1. Ordering: Kafka guarantees message order within a partition (not across partitions).
2. Key-based Routing: Events with the same key always go to the same partition.
Replicated: Each partition can be replicated across multiple brokers. Ensures fault tolerance.

Kafka is designed for horizontal scalability:

Topics are partitioned → Events are distributed across partitions.
Each partition can be handled by a separate broker (Kafka server).
Producers and consumers can operate in parallel: Each consumer in a consumer group can read from different partitions.
Keys help route messages consistently to partitions, ensuring related data is processed together.

Real-World Use Cases for Topics

Topic Name	Event Type	Producer	Consumer
orders	Order placed	Web app	Order processor
user-activity	Clicks, views, page visits	Frontend services	Analytics service
payment-status	Payment updates	Payment gateway	Billing microservice

Topic Configuration Options

When creating or managing topics, we can set:

partitions: Number of partitions (default: 1)

replication.factor: Number of replicas (usually ≥ 2 for HA)

retention.ms: How long to retain messages , Data retention duration

cleanup.policy: delete (default) or compact

min.insync.replicas: Minimum replicas required for a successful write

TASK	COMMAND
Create Topic	kafka-topics.sh –create –topic my-topic –partitions 3 –replication-factor 2 –bootstrap-server localhost:9092
Describe Topic	kafka-topics.sh –describe –topic my-topic –bootstrap-server localhost:9092
Delete Topic	kafka-topics.sh –delete –topic my-topic –bootstrap-server localhost:9092

Topic Naming Conventions (Best Practices)

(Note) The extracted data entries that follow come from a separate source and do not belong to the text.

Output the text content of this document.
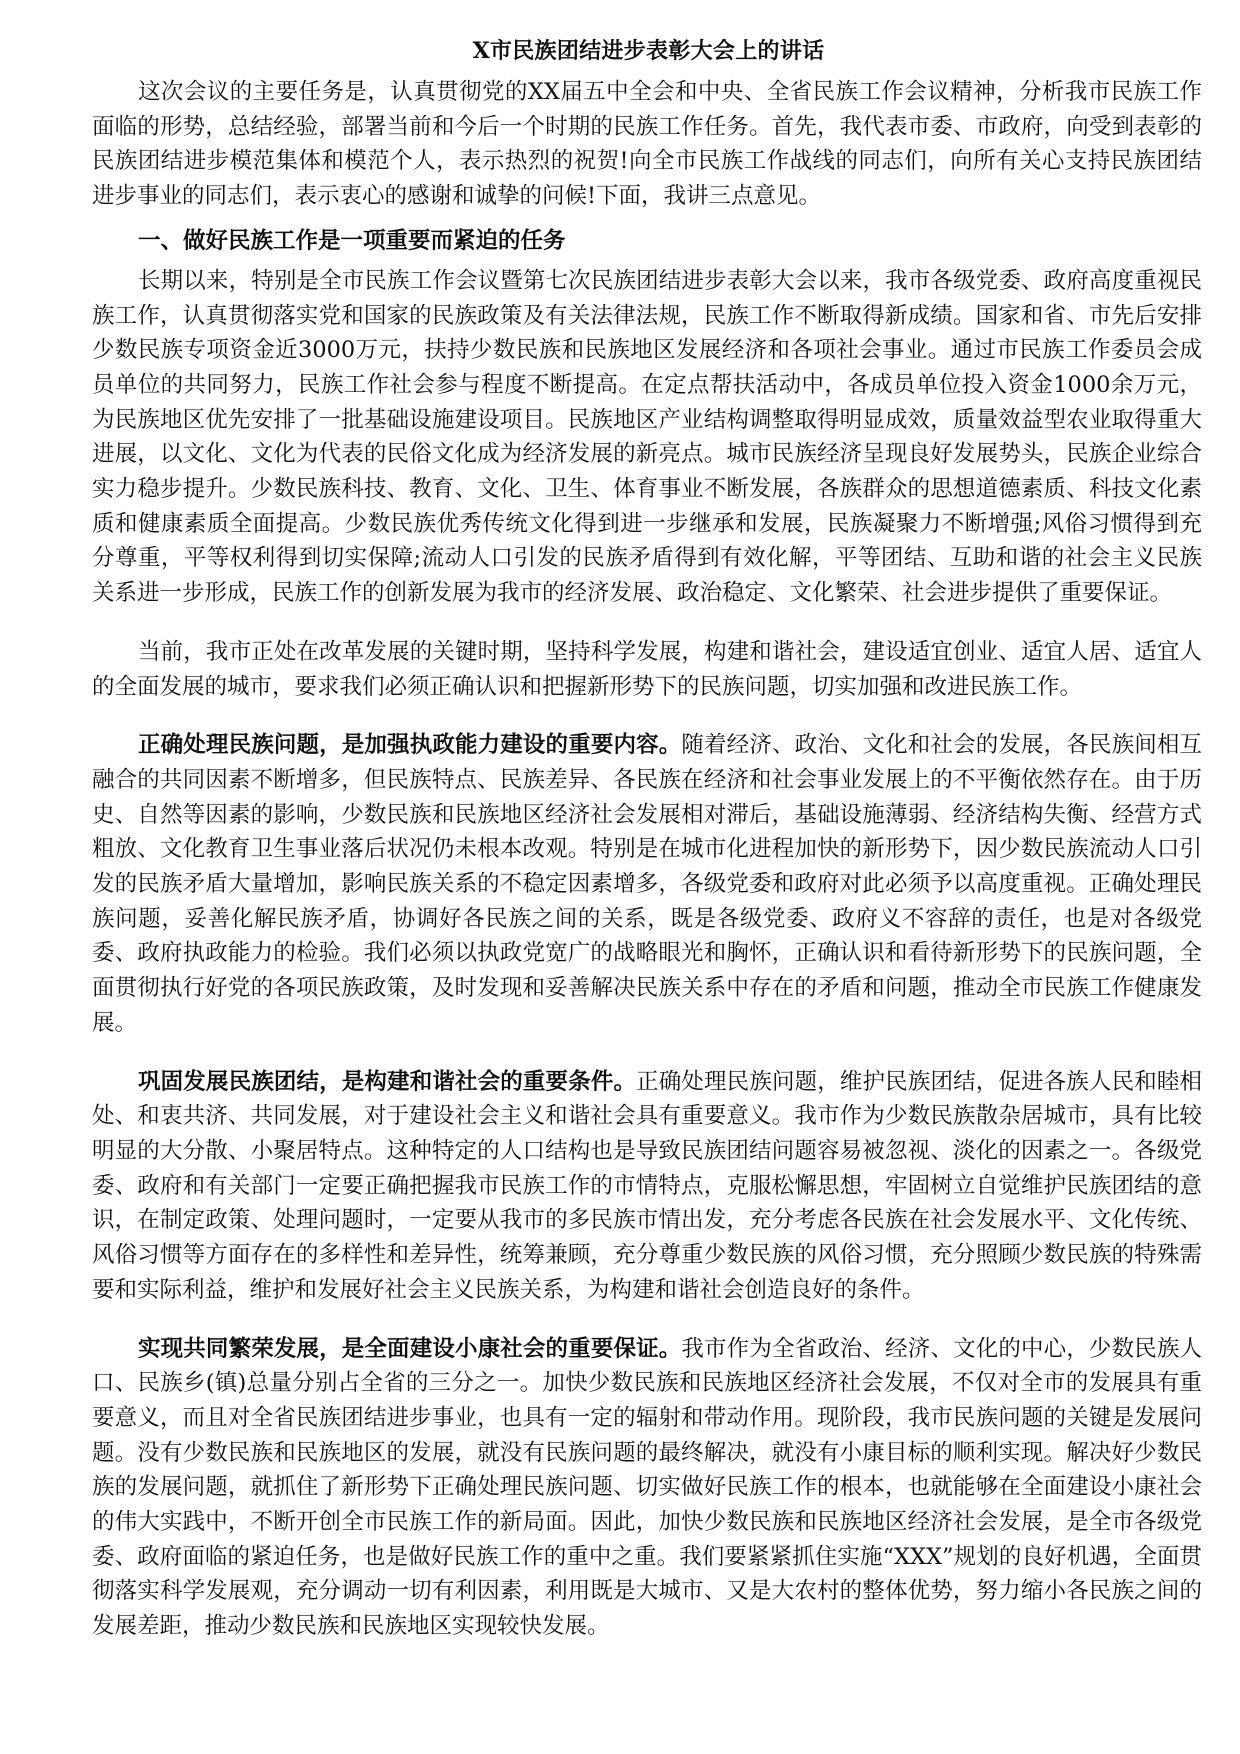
X市民族团结进步表彰大会上的讲话

这次会议的主要任务是，认真贯彻党的XX届五中全会和中央、全省民族工作会议精神，分析我市民族工作面临的形势，总结经验，部署当前和今后一个时期的民族工作任务。首先，我代表市委、市政府，向受到表彰的民族团结进步模范集体和模范个人，表示热烈的祝贺!向全市民族工作战线的同志们，向所有关心支持民族团结进步事业的同志们，表示衷心的感谢和诚挚的问候!下面，我讲三点意见。

一、做好民族工作是一项重要而紧迫的任务

长期以来，特别是全市民族工作会议暨第七次民族团结进步表彰大会以来，我市各级党委、政府高度重视民族工作，认真贯彻落实党和国家的民族政策及有关法律法规，民族工作不断取得新成绩。国家和省、市先后安排少数民族专项资金近3000万元，扶持少数民族和民族地区发展经济和各项社会事业。通过市民族工作委员会成员单位的共同努力，民族工作社会参与程度不断提高。在定点帮扶活动中，各成员单位投入资金1000余万元，为民族地区优先安排了一批基础设施建设项目。民族地区产业结构调整取得明显成效，质量效益型农业取得重大进展，以文化、文化为代表的民俗文化成为经济发展的新亮点。城市民族经济呈现良好发展势头，民族企业综合实力稳步提升。少数民族科技、教育、文化、卫生、体育事业不断发展，各族群众的思想道德素质、科技文化素质和健康素质全面提高。少数民族优秀传统文化得到进一步继承和发展，民族凝聚力不断增强;风俗习惯得到充分尊重，平等权利得到切实保障;流动人口引发的民族矛盾得到有效化解，平等团结、互助和谐的社会主义民族关系进一步形成，民族工作的创新发展为我市的经济发展、政治稳定、文化繁荣、社会进步提供了重要保证。

当前，我市正处在改革发展的关键时期，坚持科学发展，构建和谐社会，建设适宜创业、适宜人居、适宜人的全面发展的城市，要求我们必须正确认识和把握新形势下的民族问题，切实加强和改进民族工作。

正确处理民族问题，是加强执政能力建设的重要内容。随着经济、政治、文化和社会的发展，各民族间相互融合的共同因素不断增多，但民族特点、民族差异、各民族在经济和社会事业发展上的不平衡依然存在。由于历史、自然等因素的影响，少数民族和民族地区经济社会发展相对滞后，基础设施薄弱、经济结构失衡、经营方式粗放、文化教育卫生事业落后状况仍未根本改观。特别是在城市化进程加快的新形势下，因少数民族流动人口引发的民族矛盾大量增加，影响民族关系的不稳定因素增多，各级党委和政府对此必须予以高度重视。正确处理民族问题，妥善化解民族矛盾，协调好各民族之间的关系，既是各级党委、政府义不容辞的责任，也是对各级党委、政府执政能力的检验。我们必须以执政党宽广的战略眼光和胸怀，正确认识和看待新形势下的民族问题，全面贯彻执行好党的各项民族政策，及时发现和妥善解决民族关系中存在的矛盾和问题，推动全市民族工作健康发展。

巩固发展民族团结，是构建和谐社会的重要条件。正确处理民族问题，维护民族团结，促进各族人民和睦相处、和衷共济、共同发展，对于建设社会主义和谐社会具有重要意义。我市作为少数民族散杂居城市，具有比较明显的大分散、小聚居特点。这种特定的人口结构也是导致民族团结问题容易被忽视、淡化的因素之一。各级党委、政府和有关部门一定要正确把握我市民族工作的市情特点，克服松懈思想，牢固树立自觉维护民族团结的意识，在制定政策、处理问题时，一定要从我市的多民族市情出发，充分考虑各民族在社会发展水平、文化传统、风俗习惯等方面存在的多样性和差异性，统筹兼顾，充分尊重少数民族的风俗习惯，充分照顾少数民族的特殊需要和实际利益，维护和发展好社会主义民族关系，为构建和谐社会创造良好的条件。

实现共同繁荣发展，是全面建设小康社会的重要保证。我市作为全省政治、经济、文化的中心，少数民族人口、民族乡(镇)总量分别占全省的三分之一。加快少数民族和民族地区经济社会发展，不仅对全市的发展具有重要意义，而且对全省民族团结进步事业，也具有一定的辐射和带动作用。现阶段，我市民族问题的关键是发展问题。没有少数民族和民族地区的发展，就没有民族问题的最终解决，就没有小康目标的顺利实现。解决好少数民族的发展问题，就抓住了新形势下正确处理民族问题、切实做好民族工作的根本，也就能够在全面建设小康社会的伟大实践中，不断开创全市民族工作的新局面。因此，加快少数民族和民族地区经济社会发展，是全市各级党委、政府面临的紧迫任务，也是做好民族工作的重中之重。我们要紧紧抓住实施“XXX”规划的良好机遇，全面贯彻落实科学发展观，充分调动一切有利因素，利用既是大城市、又是大农村的整体优势，努力缩小各民族之间的发展差距，推动少数民族和民族地区实现较快发展。
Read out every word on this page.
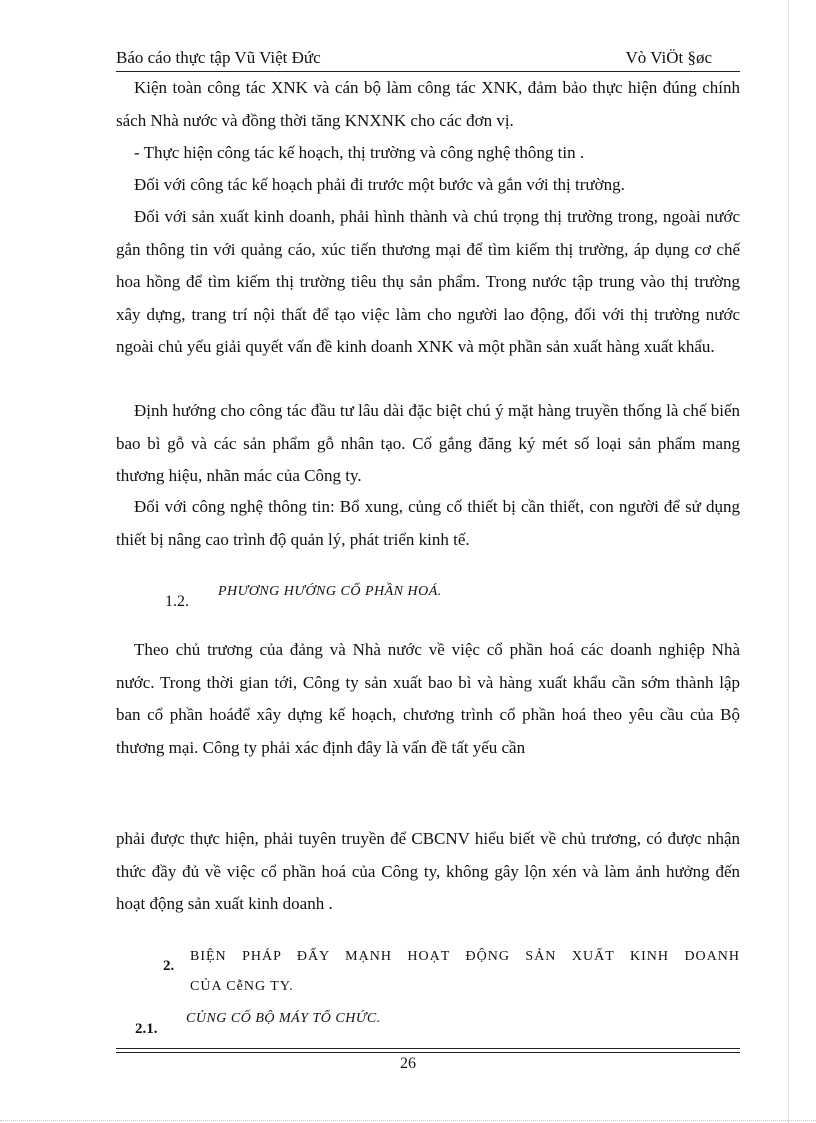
Báo cáo thực tập Vũ Việt Đức	Vò ViÖt §øc

Kiện toàn công tác XNK và cán bộ làm công tác XNK, đảm bảo thực hiện đúng chính sách Nhà nước và đồng thời tăng KNXNK cho các đơn vị.

- Thực hiện công tác kế hoạch, thị trường và công nghệ thông tin .

Đối với công tác kế hoạch phải đi trước một bước và gắn với thị trường.

Đối với sản xuất kinh doanh, phải hình thành và chú trọng thị trường trong, ngoài nước gắn thông tin với quảng cáo, xúc tiến thương mại để tìm kiếm thị trường, áp dụng cơ chế hoa hồng để tìm kiếm thị trường tiêu thụ sản phẩm. Trong nước tập trung vào thị trường xây dựng, trang trí nội thất để tạo việc làm cho người lao động, đối với thị trường nước ngoài chủ yếu giải quyết vấn đề kinh doanh XNK và một phần sản xuất hàng xuất khẩu.

Định hướng cho công tác đầu tư lâu dài đặc biệt chú ý mặt hàng truyền thống là chế biến bao bì gỗ và các sản phẩm gỗ nhân tạo. Cố gắng đăng ký mét số loại sản phẩm mang thương hiệu, nhãn mác của Công ty.

Đối với công nghệ thông tin: Bổ xung, củng cố thiết bị cần thiết, con người để sử dụng thiết bị nâng cao trình độ quản lý, phát triển kinh tế.

1.2.
PHƯƠNG HƯỚNG CỔ PHẦN HOÁ.

Theo chủ trương của đảng và Nhà nước về việc cổ phần hoá các doanh nghiệp Nhà nước. Trong thời gian tới, Công ty sản xuất bao bì và hàng xuất khẩu cần sớm thành lập ban cổ phần hoáđể xây dựng kế hoạch, chương trình cổ phần hoá theo yêu cầu của Bộ thương mại. Công ty phải xác định đây là vấn đề tất yếu cần

phải được thực hiện, phải tuyên truyền để CBCNV hiểu biết về chủ trương, có được nhận thức đầy đủ về việc cổ phần hoá của Công ty, không gây lộn xén và làm ảnh hưởng đến hoạt động sản xuất kinh doanh .

2.
BIỆN PHÁP ĐẨY MẠNH HOẠT ĐỘNG SẢN XUẤT KINH DOANH
CỦA CễNG TY.
2.1.
CỦNG CỐ BỘ MÁY TỔ CHỨC.
26
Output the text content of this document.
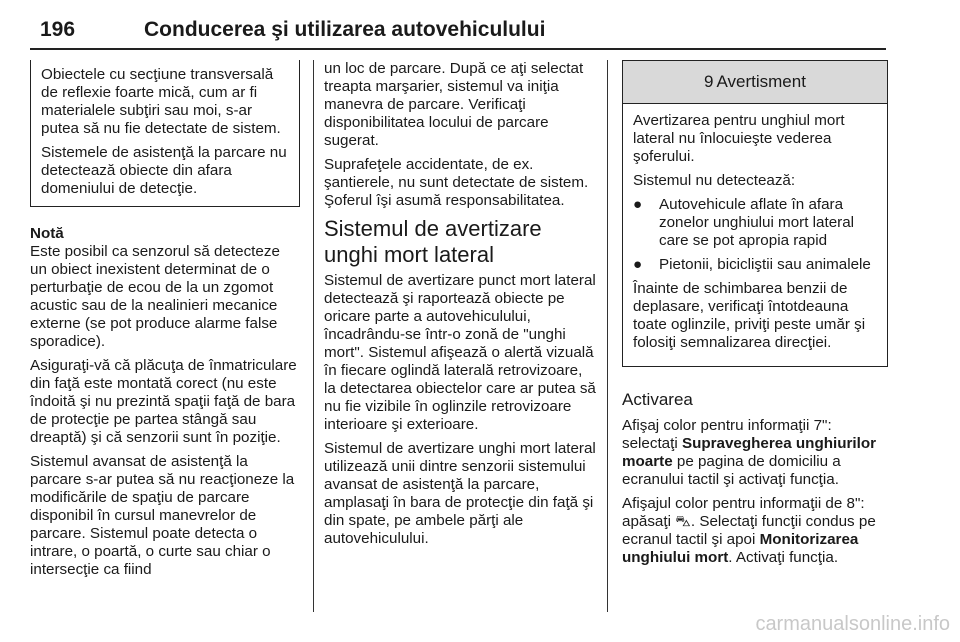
196	Conducerea şi utilizarea autovehiculului

Obiectele cu secţiune transversală de reflexie foarte mică, cum ar fi materialele subţiri sau moi, s-ar putea să nu fie detectate de sistem.

Sistemele de asistenţă la parcare nu detectează obiecte din afara domeniului de detecţie.

Notă

Este posibil ca senzorul să detecteze un obiect inexistent determinat de o perturbaţie de ecou de la un zgomot acustic sau de la nealinieri mecanice externe (se pot produce alarme false sporadice).

Asiguraţi-vă că plăcuţa de înmatriculare din faţă este montată corect (nu este îndoită şi nu prezintă spaţii faţă de bara de protecţie pe partea stângă sau dreaptă) şi că senzorii sunt în poziţie.

Sistemul avansat de asistenţă la parcare s-ar putea să nu reacţioneze la modificările de spaţiu de parcare disponibil în cursul manevrelor de parcare. Sistemul poate detecta o intrare, o poartă, o curte sau chiar o intersecţie ca fiind

un loc de parcare. După ce aţi selectat treapta marşarier, sistemul va iniţia manevra de parcare. Verificaţi disponibilitatea locului de parcare sugerat.

Suprafeţele accidentate, de ex. şantierele, nu sunt detectate de sistem. Şoferul îşi asumă responsabilitatea.

Sistemul de avertizare unghi mort lateral

Sistemul de avertizare punct mort lateral detectează şi raportează obiecte pe oricare parte a autovehiculului, încadrându-se într-o zonă de "unghi mort". Sistemul afişează o alertă vizuală în fiecare oglindă laterală retrovizoare, la detectarea obiectelor care ar putea să nu fie vizibile în oglinzile retrovizoare interioare şi exterioare.

Sistemul de avertizare unghi mort lateral utilizează unii dintre senzorii sistemului avansat de asistenţă la parcare, amplasaţi în bara de protecţie din faţă şi din spate, pe ambele părţi ale autovehiculului.

9 Avertisment

Avertizarea pentru unghiul mort lateral nu înlocuieşte vederea şoferului.

Sistemul nu detectează:

● Autovehicule aflate în afara zonelor unghiului mort lateral care se pot apropia rapid
● Pietonii, bicicliştii sau animalele

Înainte de schimbarea benzii de deplasare, verificaţi întotdeauna toate oglinzile, priviţi peste umăr şi folosiţi semnalizarea direcţiei.

Activarea

Afişaj color pentru informaţii 7": selectaţi Supravegherea unghiurilor moarte pe pagina de domiciliu a ecranului tactil şi activaţi funcţia.

Afişajul color pentru informaţii de 8": apăsaţi ⛍. Selectaţi funcţii condus pe ecranul tactil şi apoi Monitorizarea unghiului mort. Activaţi funcţia.

carmanualsonline.info
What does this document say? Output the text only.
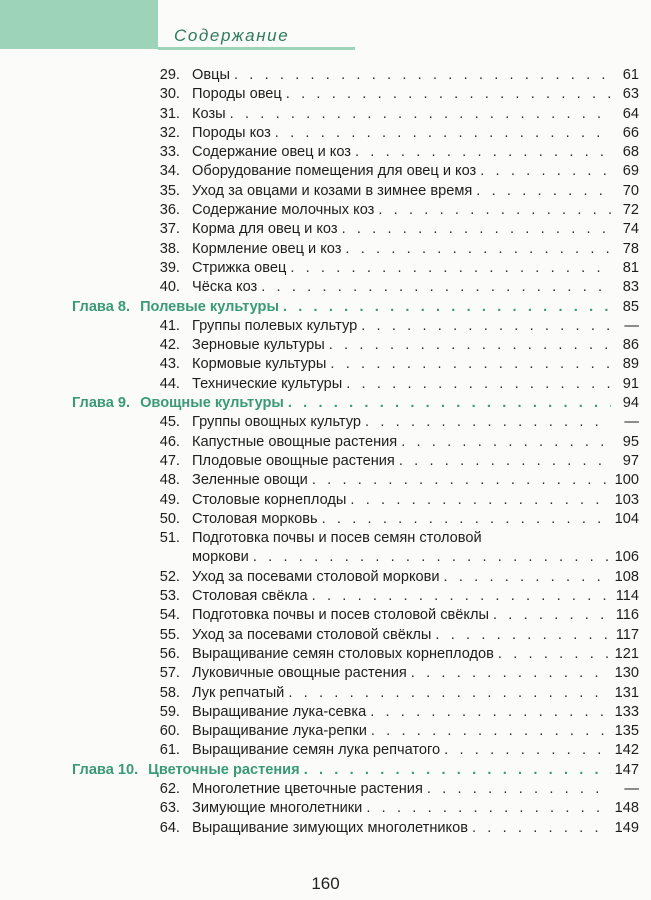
Содержание
29. Овцы . . .	61
30. Породы овец . . .	63
31. Козы . . .	64
32. Породы коз . . .	66
33. Содержание овец и коз . . .	68
34. Оборудование помещения для овец и коз . . .	69
35. Уход за овцами и козами в зимнее время . . .	70
36. Содержание молочных коз . . .	72
37. Корма для овец и коз . . .	74
38. Кормление овец и коз . . .	78
39. Стрижка овец . . .	81
40. Чёска коз . . .	83
Глава 8. Полевые культуры . . .	85
41. Группы полевых культур . . .	—
42. Зерновые культуры . . .	86
43. Кормовые культуры . . .	89
44. Технические культуры . . .	91
Глава 9. Овощные культуры . . .	94
45. Группы овощных культур . . .	—
46. Капустные овощные растения . . .	95
47. Плодовые овощные растения . . .	97
48. Зеленные овощи . . .	100
49. Столовые корнеплоды . . .	103
50. Столовая морковь . . .	104
51. Подготовка почвы и посев семян столовой
моркови . . .	106
52. Уход за посевами столовой моркови . . .	108
53. Столовая свёкла . . .	114
54. Подготовка почвы и посев столовой свёклы . . .	116
55. Уход за посевами столовой свёклы . . .	117
56. Выращивание семян столовых корнеплодов . . .	121
57. Луковичные овощные растения . . .	130
58. Лук репчатый . . .	131
59. Выращивание лука-севка . . .	133
60. Выращивание лука-репки . . .	135
61. Выращивание семян лука репчатого . . .	142
Глава 10. Цветочные растения . . .	147
62. Многолетние цветочные растения . . .	—
63. Зимующие многолетники . . .	148
64. Выращивание зимующих многолетников . . .	149
160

Use descriptive names: order-created, user-signup
Use dash-separated lowercase words
Avoid overly generic names like events, data, logs
Design partitioning strategy based on consumer scaling and key usage
Monitor topic size and performance regularly

Kafka Connect — Integrating with External Systems

Kafka Connect is a framework for moving large amounts of data in and out of Kafka.
Used to integrate Kafka with external systems (e.g., databases, cloud services).
Two types of connectors:
- Source Connectors: Pull data into Kafka.
- Sink Connectors: Push data out of Kafka.
Comes with many pre-built connectors (e.g., JDBC, Elasticsearch, S3).